The Cleveland Orchestra opened its 2012/13 Severance Hall season this weekend with an epic performance of Gustav Mahler’s sprawling Symphony no. 3. The orchestra’s Musical Director Franz Welser-Möst conducted, and the Ukrainian mezzo-soprano Zoryana Kushpler made her American debut with these concerts on 20 and 22 September.

Mahler’s inspiration for Symphony no. 3 was the Austrian Alpine scenery that he viewed during the composition from 1895 to 1896. Indeed the symphony is filled with references to nature: bits of bird songs, invented folk song, and musical climaxes befitting Technicolor film grandeur. With his Third Symphony, Mahler pushed the boundaries of the symphonic form to its limit in a work of six movements grouped into two parts.
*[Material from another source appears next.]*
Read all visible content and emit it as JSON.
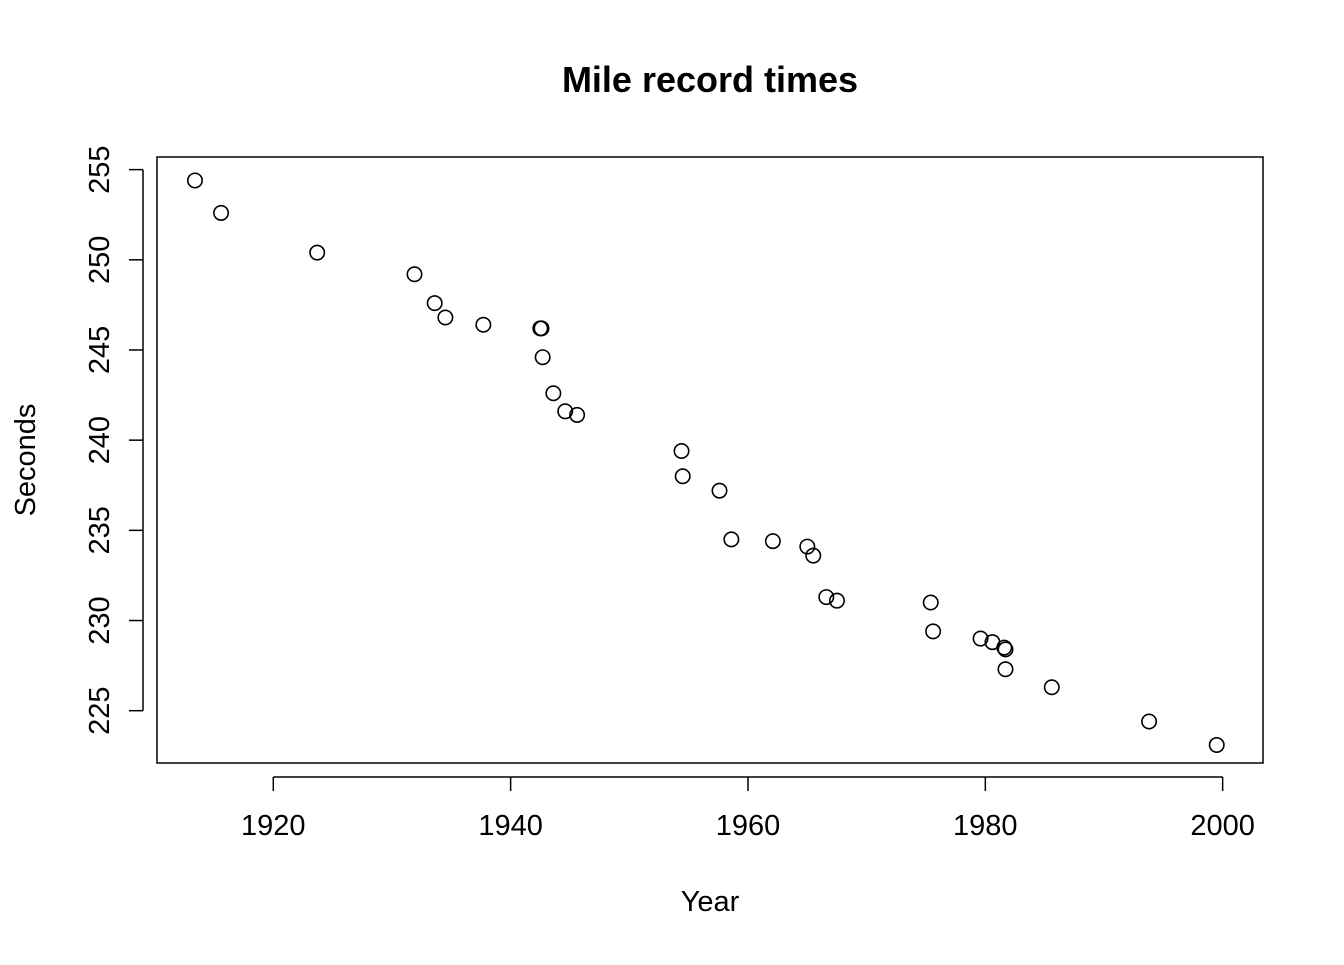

Part 1 consists of only the first movement and is almost as long as the remaining five movements combined. This performance lasted approximately 100 minutes and was performed without intermission. Despite the great length, Mahler’s forms are still identifiable as those of Mozart and Beethoven, and his razor-sharp orchestrations are an excellent match for the pristine clarity of the Cleveland Orchestra sound. Despite the huge size of the orchestra that Mahler specifies, in many portions of the symphony it is treated as a chamber ensemble with great delicacy. Time and again Mr. Welser-Möst illuminated inner voices, so that the overall musical architecture of the work was apparent.

The first movement is in sonata form. After an introduction by the unison horn section, the main musical material is based on two marches, the first funereal, and the second more jaunty. The musical themes are developed at great length, with numerous solo opportunities for the Cleveland Orchestra principal players. Most notable were the magnificent trombone solos by Massimo La Rosa and the violin solos played by concertmaster William Preucil. The horns return with their opening material in exactly the place where one would expect the recapitulation of the sonata form to begin. Both sets of musical material are further developed, but the “happy” march ultimately wins, in a blaze of brilliance.
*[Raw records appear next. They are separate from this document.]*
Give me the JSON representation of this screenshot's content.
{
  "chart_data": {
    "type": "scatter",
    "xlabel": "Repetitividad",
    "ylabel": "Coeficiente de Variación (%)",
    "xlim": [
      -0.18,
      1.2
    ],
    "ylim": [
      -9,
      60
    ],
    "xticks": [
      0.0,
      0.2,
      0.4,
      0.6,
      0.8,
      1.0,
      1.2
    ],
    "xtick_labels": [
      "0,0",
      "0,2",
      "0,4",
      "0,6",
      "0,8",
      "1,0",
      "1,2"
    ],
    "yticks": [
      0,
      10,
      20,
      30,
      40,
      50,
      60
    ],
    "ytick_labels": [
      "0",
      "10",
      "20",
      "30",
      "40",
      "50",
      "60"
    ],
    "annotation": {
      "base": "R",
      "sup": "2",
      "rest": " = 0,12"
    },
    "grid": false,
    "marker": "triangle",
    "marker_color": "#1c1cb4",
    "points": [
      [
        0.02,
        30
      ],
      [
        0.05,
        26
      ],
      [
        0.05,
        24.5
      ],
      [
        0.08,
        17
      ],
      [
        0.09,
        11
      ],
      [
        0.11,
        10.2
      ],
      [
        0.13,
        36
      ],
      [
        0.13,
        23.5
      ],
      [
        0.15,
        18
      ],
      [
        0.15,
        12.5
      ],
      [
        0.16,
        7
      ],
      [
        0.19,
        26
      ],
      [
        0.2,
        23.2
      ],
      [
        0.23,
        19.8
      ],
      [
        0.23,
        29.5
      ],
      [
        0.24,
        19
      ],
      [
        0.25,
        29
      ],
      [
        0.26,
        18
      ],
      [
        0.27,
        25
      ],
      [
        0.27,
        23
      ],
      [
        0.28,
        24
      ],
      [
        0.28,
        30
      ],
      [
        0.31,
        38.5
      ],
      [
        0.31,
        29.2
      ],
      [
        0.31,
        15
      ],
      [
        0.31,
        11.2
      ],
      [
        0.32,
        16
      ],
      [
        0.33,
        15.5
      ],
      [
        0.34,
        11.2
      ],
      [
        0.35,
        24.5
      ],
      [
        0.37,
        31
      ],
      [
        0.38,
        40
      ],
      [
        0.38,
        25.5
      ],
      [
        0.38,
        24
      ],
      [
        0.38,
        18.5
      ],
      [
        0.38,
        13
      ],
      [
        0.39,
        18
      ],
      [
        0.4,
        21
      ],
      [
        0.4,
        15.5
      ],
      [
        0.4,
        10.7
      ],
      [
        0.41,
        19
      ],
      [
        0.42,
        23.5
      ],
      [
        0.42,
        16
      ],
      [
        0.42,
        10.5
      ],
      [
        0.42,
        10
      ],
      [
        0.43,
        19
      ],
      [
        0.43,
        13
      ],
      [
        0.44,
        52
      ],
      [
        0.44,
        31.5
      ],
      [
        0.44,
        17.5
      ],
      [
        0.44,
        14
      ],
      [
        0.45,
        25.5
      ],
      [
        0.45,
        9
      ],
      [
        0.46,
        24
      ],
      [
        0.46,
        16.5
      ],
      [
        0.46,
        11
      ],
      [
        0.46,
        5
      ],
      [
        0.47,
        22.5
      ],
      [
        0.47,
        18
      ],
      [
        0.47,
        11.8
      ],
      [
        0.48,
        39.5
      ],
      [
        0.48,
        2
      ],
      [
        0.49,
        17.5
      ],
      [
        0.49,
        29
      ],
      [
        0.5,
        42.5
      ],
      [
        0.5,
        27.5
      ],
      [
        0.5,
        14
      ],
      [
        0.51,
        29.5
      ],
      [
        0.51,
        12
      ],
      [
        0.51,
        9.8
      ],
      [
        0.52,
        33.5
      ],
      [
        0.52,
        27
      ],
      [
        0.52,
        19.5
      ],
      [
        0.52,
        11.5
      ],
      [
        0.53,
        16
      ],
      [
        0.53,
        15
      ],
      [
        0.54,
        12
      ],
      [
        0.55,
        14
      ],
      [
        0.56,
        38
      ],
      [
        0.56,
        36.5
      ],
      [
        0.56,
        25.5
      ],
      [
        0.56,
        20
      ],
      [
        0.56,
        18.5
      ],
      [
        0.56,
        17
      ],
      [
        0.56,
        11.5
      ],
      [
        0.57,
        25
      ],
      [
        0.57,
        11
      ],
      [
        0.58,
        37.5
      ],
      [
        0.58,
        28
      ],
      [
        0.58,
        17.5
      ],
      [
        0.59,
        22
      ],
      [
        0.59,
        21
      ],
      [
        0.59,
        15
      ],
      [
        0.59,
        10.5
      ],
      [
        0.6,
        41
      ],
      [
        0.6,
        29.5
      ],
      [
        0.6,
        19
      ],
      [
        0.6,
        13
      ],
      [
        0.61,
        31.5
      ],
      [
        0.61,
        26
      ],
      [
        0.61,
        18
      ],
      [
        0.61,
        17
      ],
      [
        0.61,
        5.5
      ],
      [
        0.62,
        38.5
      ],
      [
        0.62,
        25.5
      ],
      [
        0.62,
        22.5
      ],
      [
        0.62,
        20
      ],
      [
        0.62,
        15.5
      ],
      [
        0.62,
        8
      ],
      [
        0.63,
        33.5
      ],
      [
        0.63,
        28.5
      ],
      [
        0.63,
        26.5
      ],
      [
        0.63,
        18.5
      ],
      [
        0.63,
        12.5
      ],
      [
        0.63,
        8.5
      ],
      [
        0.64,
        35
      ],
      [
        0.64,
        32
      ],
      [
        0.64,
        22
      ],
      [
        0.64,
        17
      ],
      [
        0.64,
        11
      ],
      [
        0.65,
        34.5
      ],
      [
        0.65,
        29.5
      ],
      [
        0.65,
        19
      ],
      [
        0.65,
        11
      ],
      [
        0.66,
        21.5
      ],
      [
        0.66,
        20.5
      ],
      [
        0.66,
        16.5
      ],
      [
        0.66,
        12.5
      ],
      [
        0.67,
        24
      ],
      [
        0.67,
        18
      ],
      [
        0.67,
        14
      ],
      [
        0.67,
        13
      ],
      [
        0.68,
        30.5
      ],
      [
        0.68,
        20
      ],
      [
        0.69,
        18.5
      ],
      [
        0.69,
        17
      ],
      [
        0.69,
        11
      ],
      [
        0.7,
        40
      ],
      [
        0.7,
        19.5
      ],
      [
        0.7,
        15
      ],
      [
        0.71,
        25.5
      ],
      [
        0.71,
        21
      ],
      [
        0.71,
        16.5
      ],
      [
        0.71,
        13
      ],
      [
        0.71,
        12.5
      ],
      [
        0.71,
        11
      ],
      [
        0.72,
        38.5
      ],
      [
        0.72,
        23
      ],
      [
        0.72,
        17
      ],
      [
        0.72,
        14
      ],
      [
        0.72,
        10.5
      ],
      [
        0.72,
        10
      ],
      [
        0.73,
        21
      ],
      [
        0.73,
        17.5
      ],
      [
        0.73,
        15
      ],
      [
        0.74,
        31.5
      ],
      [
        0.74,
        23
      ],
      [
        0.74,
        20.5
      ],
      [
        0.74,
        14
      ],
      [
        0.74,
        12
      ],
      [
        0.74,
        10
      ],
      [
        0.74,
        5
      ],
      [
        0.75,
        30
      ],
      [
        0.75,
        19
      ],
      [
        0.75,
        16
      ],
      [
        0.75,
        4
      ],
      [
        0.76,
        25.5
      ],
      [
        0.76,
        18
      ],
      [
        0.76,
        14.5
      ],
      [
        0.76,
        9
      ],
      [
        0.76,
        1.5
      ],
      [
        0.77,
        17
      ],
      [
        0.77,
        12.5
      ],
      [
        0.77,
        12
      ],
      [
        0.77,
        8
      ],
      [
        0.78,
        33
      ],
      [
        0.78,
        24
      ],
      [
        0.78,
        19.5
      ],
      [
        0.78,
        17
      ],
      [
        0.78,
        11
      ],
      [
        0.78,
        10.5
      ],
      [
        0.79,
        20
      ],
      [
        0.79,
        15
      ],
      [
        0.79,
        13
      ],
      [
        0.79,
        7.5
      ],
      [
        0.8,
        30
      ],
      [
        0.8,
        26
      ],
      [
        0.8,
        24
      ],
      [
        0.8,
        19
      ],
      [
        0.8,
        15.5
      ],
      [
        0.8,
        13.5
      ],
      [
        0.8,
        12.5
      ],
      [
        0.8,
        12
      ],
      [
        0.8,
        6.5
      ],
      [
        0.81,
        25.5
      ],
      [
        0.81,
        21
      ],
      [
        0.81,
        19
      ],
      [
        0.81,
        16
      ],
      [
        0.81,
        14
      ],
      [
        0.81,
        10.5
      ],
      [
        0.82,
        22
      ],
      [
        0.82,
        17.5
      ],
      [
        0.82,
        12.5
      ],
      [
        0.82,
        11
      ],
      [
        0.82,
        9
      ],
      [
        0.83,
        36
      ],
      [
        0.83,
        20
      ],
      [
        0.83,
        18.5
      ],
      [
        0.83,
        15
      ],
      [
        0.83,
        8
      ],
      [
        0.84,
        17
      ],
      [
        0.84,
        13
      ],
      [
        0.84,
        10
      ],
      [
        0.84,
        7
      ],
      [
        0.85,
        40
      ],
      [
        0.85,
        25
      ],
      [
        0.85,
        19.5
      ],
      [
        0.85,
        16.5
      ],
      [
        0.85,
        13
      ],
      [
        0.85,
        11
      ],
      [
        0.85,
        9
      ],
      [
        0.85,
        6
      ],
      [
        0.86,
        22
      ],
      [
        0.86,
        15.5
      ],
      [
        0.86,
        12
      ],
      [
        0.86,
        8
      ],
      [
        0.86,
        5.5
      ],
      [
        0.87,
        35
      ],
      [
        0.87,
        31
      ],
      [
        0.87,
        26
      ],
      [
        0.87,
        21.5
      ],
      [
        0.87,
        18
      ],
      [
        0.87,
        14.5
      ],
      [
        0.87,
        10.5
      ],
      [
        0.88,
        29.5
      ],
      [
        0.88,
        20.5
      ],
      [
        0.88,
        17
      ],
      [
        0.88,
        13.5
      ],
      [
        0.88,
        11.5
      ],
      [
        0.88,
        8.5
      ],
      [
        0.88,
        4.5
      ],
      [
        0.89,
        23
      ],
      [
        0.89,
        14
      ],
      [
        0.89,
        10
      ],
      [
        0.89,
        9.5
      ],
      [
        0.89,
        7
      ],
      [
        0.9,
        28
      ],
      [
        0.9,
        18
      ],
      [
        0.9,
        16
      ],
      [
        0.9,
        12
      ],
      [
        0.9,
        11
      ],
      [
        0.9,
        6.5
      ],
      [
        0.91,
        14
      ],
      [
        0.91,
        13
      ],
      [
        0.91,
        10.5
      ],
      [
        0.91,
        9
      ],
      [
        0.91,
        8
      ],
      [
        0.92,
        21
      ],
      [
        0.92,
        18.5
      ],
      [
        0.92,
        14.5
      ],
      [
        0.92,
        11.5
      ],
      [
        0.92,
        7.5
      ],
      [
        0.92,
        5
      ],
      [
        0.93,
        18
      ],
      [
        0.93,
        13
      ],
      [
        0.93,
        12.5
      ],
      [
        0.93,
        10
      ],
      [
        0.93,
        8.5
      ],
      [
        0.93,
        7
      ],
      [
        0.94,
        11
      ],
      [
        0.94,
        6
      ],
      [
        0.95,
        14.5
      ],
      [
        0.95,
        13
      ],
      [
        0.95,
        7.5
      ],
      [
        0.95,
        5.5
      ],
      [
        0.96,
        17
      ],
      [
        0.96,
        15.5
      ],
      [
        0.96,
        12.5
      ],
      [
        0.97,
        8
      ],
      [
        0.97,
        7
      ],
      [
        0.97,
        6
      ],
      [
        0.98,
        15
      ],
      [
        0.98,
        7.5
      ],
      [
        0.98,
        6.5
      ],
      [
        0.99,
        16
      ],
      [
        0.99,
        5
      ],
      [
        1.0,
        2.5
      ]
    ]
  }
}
While the first movement is in a modified sonata form, Mahler plays with the usual order of musical forms for the rest of the symphony. Following a long pause, Part 2 begins with a delicate minuet that at times almost becomes a scherzo. The third movement, marked “Scherzando, without haste”, is a set of elaborate variations on a folk-like melody. The heart of the movement is a long off-stage solo for valved posthorn, played here by principal trumpet Michael Sachs. The solo evokes the ranz de caches played by Alpine cowherds as they drive their cattle to and from pasture. The movement gathers steam, is interrupted briefly by a moment of Mahlerian suspended animation, and ends in trilling brilliance.

As with much of Mahler’s music, this symphony has many self-referential moments, either to music that has come before in his earlier works, or that will be more fully developed in later symphonies. The fourth and fifth movements contain several such references. The fourth movement, a setting for solo mezzo-soprano of an excerpt from Nietzsche’s Also sprach Zarathustra, reminiscent of the Urlicht movement in Mahler’s Second Symphony, has similarly dark orchestral colors, filled with silences. The audience was held in rapt attention by the velvet sheen of the low strings, horns, and shimmering upper parts. Zoryana Kushpler sang with gorgeous opulence but mushy diction.

The quiet fourth movement moved without pause into the sunny territory of the fifth, a setting for solo mezzo, children’s chorus and women’s chorus of a poem about angels from Des Knaben Wunderhorn, the collection of poetry that Mahler returned to repeatedly in his career. In this movement – seemingly one of the few guilelessly happy moments in the symphony – Mahler created phrases that he would re-use wholesale in the last movement of his Symphony no. 4, another Des Knaben Wunderhorn setting. The Cleveland Orchestra Children’s Chorus was well prepared and sang with fresh tone and enthusiasm, as did the women of the Cleveland Orchestra Chorus. Ms. Kushpler again sang with lush tone and gracefulness.

Mr. Welser-Möst did not pause between the fifth and concluding sixth movement, an immense Adagio. The singers remained standing through the first portion of the finale, only sitting at the first entrance of the brass, several minutes into the movement. Although one could understand the musical reason not to interrupt the flow between the fifth and sixth movements, this chorus seating seemed like a miscalculation, and a visual as well as audible distraction to the music being played. In this scenario, a listener might have (unreasonably) wished for the chorus to continue standing through the entire movement. We have hints in this movement of the adagios that will later flow from Mahler’s pen, those of the fifth and ninth symphonies. The tension in the long lines of music is developed to a thrilling ending, that despite being fortissimo retains a sense of repose. Mr. Welser-Möst gave the final cut-off of the orchestra with his right hand while holding his left hand in place. Thus he held the audience’s attention in silence for several seconds before the applause. It was a magical ending to a splendid performance of Mahler’s monumental symphony.